Mr. Dingman, a DOT employee since 1985, does not face any disciplinary action because the incident took place eight years ago and the inspector general did not learn of the allegations until 2010. Instead, the inspector generals findings have prompted DOT to amend its policies to avoid future occurrences, including instituting an absolute ban on hiring current DOT contractors or vendors for personal business, and requiring the DOT commissioners approval of requests to hire any individual or business that contracted with DOT within the previous five years.

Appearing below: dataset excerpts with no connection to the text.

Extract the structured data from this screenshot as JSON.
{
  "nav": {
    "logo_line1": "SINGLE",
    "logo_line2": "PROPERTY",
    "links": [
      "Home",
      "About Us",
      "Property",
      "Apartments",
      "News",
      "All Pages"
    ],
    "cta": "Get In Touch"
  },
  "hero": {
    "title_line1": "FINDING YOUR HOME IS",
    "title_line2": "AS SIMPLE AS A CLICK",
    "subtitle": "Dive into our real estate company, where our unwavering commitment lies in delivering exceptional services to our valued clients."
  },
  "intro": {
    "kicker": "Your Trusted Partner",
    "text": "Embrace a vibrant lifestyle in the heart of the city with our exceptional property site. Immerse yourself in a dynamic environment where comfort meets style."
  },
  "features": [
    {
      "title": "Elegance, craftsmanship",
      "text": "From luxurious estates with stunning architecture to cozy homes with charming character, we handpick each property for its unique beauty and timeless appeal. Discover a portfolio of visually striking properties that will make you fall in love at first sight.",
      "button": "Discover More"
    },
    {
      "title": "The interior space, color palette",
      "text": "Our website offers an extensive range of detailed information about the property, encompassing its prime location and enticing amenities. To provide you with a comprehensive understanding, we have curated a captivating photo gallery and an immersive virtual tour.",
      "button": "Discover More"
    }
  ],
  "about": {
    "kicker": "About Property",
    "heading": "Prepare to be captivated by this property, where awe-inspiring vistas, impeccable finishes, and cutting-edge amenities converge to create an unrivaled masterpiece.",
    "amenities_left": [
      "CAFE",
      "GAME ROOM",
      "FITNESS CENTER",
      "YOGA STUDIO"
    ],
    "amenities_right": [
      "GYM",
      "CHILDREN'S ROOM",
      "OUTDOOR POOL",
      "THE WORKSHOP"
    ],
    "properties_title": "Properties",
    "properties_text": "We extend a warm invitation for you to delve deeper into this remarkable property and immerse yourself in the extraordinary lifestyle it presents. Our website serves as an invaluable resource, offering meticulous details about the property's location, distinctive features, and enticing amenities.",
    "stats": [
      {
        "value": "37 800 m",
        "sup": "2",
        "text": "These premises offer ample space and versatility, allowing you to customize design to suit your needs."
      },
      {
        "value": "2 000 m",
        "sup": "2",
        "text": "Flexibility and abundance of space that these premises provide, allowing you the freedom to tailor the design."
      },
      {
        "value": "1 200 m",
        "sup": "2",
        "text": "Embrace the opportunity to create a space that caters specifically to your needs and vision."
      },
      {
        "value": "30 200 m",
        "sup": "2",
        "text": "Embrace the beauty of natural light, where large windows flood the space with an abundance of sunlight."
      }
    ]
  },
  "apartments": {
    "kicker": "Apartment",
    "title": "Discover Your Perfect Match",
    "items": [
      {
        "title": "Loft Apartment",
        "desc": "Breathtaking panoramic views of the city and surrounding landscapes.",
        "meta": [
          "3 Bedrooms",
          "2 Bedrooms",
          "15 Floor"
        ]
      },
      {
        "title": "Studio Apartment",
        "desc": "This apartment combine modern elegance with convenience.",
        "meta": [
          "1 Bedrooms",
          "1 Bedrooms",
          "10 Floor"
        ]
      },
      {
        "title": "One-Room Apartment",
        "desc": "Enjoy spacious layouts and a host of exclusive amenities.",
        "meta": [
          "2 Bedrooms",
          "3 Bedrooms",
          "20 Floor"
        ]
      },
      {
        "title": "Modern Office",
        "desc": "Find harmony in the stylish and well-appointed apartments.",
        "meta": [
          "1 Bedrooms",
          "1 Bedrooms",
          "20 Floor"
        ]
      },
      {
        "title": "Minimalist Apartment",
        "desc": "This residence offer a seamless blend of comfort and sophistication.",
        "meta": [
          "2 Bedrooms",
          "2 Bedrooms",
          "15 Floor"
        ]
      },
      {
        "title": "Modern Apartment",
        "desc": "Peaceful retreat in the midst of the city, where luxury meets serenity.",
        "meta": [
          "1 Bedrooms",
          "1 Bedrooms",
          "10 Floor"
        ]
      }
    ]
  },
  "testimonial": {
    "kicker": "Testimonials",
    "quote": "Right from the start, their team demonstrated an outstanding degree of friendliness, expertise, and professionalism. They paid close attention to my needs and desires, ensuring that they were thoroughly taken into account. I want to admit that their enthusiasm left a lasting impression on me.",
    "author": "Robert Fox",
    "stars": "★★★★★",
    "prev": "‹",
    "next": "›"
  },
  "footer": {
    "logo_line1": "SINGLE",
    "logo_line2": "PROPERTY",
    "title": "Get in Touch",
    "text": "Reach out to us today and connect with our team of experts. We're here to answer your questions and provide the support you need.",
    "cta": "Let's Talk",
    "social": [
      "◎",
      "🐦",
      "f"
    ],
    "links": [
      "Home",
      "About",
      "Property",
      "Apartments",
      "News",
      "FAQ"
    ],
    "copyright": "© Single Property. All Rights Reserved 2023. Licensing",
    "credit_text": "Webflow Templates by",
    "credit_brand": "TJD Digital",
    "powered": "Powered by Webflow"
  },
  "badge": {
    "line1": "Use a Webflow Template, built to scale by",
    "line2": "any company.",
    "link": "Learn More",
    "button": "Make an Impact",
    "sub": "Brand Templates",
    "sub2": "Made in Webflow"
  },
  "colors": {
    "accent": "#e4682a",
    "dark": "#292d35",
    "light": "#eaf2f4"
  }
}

According to a summary of the inspector generals findings, Mr. Dingman did inform his immediate supervisor that he was going to hire Barrett to pave his driveway and was given approval to do so. At the time, Barrett was working on a non-state paving project at Watertown International Airport near Dexter and had some idle time for its employees. It agreed to do the work at Mr. Dingmans house, which was near the airport. No DOT employees worked on the private paving project, and Mr. Dingman took an authorized day off to supervise the work.
Before the incident, Mr. Dingman sent his supervisor a letter saying he had hired Barrett and offering to provide any receipts for the work upon request. The boss, who now is retired, approved the work without contacting any superior officials. As it previously was written, DOT policy did not require employees in such situations to provide any particular information to supervisors, nor did it outline what reviews or other actions should be taken by supervisors.
Mr. Dingman told the inspector general that he never asked Barrett for a break on the price, although he acknowledged that a reduction in the cost could be perceived as a gift meant to influence him in his official duties or a potential conflict of interest. He denied that he ever provided favors to any contractor working on state projects.
The inspector generals findings will be provided to the state Joint Commission on Public Ethics for review.